Laurent devenu un chirurgien réputé était connu pour son dévouement et sa générosité. Il assumait de plus en plus de responsabilités en tant que Comte. Il finit au terme de dix ans de carrière à l’hôpital par se consacrer au dispensaire, qui n’avait cessé de s’agrandir, requérant toujours plus sa présence. Il avait ainsi plus de temps pour gérer ses affaires de Comte et pour décharger le père de Georgie des plus lourds dossiers.
Arthur et Maria étaient heureux en Ecosse. Le domaine était devenu important et employait une dizaine d’ouvriers. Ainsi Arthur avait-il plus de temps pour sa vie de famille puisque son temps de travail était essentiellement voué à la commercialisation des produits du domaine. Maria était devenue bonne couturière, Georgie ayant partagé avec elle sa passion.
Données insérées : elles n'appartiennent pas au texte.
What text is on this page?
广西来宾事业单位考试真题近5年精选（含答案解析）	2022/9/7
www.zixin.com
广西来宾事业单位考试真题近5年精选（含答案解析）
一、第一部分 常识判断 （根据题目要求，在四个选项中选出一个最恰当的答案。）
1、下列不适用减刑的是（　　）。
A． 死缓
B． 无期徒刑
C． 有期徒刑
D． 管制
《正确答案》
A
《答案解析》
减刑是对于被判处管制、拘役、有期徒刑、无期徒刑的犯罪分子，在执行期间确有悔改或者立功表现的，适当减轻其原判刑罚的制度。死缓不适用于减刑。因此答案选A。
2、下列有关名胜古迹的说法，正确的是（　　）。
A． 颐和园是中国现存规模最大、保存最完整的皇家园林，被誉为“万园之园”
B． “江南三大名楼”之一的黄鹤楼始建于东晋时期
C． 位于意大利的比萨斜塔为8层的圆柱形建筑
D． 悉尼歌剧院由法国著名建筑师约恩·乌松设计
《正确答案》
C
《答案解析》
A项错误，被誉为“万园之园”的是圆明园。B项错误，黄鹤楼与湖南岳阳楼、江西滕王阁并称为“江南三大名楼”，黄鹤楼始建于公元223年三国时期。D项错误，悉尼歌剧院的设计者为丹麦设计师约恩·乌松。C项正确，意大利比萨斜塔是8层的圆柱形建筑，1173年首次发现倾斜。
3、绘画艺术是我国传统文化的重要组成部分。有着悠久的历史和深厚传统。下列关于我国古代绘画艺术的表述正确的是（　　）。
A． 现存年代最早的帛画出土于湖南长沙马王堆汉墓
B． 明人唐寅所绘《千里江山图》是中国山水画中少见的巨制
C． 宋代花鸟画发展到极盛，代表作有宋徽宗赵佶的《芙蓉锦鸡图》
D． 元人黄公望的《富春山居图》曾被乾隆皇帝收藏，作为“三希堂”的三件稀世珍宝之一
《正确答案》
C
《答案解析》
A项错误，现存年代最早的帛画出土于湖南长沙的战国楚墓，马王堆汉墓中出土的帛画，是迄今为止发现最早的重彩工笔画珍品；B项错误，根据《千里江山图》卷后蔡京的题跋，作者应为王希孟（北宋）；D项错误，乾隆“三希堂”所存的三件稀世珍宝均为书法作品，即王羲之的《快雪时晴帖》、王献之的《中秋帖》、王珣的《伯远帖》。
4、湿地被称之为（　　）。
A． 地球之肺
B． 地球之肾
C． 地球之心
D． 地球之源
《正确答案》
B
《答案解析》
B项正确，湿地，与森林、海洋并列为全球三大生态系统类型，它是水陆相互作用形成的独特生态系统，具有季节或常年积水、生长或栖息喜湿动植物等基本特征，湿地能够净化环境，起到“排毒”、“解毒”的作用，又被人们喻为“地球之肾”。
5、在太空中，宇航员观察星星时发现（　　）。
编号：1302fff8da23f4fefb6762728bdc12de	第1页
Elle prenait plaisir à réhabiliter la vieille demeure qu’ils occupaient en la décorant avec goût. Elle avait créé des gîtes où elle accueillait de nobles étrangers souhaitant visiter l’Ecosse. Elle s’occupait de leurs deux petits garçons James et Alban, qui ressemblaient à Arthur, aimant jouer au grand air.
Abel avait repris l’affaire de Mr Allen, parti en retraite. Ses affaires prospéraient. Il partait de longs mois en mer avec Betty, faisant découvrir le monde à ses enfants.
Tous les trois vivaient à présent en Angleterre et se réunissaient régulièrement. Ils étaient profondément attachés l’un à l’autre. Le Comte, bien que resté seul jouissait du bonheur d’être grand-père. Abel et Arthur le considéraient comme leur père ; il avait adopté les deux hommes. Rien ne pourrait jamais briser cet amour.